1. Field of the Invention
This invention relates in general to earth boring bits, particularly to those utilizing diamonds for cutting elements used to disintegrate geological formations.
2. Description of the Prior Art
Commercially available earth boring bits can be generally divided into the rolling cutter bits, having either steel teeth or tungsten carbide inserts, and diamond bits, which utilize either natural diamonds or artificial or man-made diamonds. The artificial diamonds are "polycrystalline", used either individually or as a component of a composite compact or insert on a cemented tungsten carbide substrate. Recently, a new artificial, polycrystalline diamond has been developed which is stable at higher temperatures than the previously known polycrystalline diamond. Both types of polycrystalline diamond are available in a wide variety of shapes and sizes.

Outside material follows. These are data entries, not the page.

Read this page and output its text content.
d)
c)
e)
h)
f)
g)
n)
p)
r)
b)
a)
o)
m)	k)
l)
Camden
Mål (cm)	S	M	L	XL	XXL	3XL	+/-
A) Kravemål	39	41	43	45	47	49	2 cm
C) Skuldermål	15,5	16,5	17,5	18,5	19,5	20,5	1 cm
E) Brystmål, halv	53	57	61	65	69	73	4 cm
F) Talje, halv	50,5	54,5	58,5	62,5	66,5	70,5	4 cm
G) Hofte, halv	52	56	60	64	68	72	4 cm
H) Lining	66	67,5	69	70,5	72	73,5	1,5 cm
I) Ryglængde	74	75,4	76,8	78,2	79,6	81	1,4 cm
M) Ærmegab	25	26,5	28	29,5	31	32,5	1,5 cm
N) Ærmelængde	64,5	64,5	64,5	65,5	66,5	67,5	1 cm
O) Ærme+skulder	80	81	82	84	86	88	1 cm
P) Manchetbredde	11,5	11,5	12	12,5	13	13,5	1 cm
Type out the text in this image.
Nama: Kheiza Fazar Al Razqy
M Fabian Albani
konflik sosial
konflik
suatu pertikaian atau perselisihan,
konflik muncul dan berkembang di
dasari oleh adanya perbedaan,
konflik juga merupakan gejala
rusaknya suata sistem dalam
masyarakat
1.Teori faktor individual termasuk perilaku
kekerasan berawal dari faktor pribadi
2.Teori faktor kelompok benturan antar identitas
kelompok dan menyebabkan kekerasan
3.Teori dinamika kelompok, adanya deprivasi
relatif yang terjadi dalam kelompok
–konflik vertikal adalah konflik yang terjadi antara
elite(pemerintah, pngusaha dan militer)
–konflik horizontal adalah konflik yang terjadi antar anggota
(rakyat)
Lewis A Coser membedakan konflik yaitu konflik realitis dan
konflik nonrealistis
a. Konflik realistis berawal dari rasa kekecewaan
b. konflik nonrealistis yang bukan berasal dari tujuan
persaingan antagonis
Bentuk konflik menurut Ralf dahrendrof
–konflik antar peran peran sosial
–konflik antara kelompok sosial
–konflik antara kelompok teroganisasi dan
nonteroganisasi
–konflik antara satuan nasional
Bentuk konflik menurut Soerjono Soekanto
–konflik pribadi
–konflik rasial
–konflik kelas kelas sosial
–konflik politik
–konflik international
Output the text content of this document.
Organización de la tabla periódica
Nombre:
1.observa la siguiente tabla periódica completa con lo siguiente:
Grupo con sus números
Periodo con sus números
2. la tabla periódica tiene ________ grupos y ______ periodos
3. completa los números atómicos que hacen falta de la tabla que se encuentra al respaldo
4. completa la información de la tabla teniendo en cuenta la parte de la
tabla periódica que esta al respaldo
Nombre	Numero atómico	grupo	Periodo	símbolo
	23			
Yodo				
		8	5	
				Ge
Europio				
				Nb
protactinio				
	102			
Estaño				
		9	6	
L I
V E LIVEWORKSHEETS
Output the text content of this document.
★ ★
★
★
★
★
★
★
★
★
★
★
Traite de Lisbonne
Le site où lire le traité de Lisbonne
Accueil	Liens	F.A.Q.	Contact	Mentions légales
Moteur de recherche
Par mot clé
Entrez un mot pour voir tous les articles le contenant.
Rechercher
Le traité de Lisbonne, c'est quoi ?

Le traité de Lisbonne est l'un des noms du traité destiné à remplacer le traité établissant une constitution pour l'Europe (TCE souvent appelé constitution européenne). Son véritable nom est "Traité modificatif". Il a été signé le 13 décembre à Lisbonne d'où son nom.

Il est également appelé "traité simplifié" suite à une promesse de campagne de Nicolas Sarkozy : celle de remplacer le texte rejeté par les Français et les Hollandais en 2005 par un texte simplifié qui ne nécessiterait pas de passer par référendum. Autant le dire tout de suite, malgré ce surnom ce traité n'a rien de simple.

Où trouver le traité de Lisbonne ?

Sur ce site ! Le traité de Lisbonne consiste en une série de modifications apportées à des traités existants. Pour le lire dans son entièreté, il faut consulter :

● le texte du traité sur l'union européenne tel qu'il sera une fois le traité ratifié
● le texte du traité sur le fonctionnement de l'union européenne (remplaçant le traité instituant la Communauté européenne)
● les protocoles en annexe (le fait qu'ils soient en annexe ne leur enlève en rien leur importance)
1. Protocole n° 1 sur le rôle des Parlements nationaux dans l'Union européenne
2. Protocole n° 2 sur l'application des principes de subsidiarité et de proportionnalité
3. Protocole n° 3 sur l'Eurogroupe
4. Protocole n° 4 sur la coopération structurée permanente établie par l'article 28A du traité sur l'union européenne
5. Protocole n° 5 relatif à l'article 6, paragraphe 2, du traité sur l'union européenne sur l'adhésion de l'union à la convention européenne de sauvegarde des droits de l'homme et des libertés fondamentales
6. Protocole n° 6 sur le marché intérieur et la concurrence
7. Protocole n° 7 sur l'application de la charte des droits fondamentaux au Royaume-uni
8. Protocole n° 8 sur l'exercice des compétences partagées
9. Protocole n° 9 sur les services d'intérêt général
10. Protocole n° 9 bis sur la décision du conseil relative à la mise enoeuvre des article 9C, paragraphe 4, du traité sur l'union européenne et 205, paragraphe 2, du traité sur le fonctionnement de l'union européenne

The diamond earth boring bits can be generally classified as either steel bodies bits or matrix bits. The steel bodied bits are machined from a steel block and typically have cutting elements which are press-fit into recesses provided in the bit face. The matrix bit is formed by coating a hollow tubular steel mandrel in a casting mold with metal bonded hard material, such as tungsten carbide. The casting mold is of a configuration which will give a bit of the desired form. The cutting elements are typically either polycrystalline diamond compact cutters brazed within a recess provided in the matrix backing or are thermally stable polycrystalline diamond cutters which are cast within recesses provided in the matrix backing.
Placement of the cutter elements on the bit face of matrix bits has fallen into two general schemes. In the first of these, the cutters are placed in a straight row extending from a central location on the bit face out to the full bit diameter. The performance of these bits is sometimes limited by the fact that cuttings dislodged at the center of the bit face must move in a straight line down the cutting blade before exiting the bit face. There is a tendency for cuttings to collect on the bit face and restrict fluid flow across the bit face. In addition, cuttings from the bit center are reground along the entire length of the blade, accelerating wear.
In the second scheme, cutters are set in individual mountings placed strategically around the bit face. These bits are disadvantaged by the fact that individual cutter mounts are more susceptible to gross failure by shearing.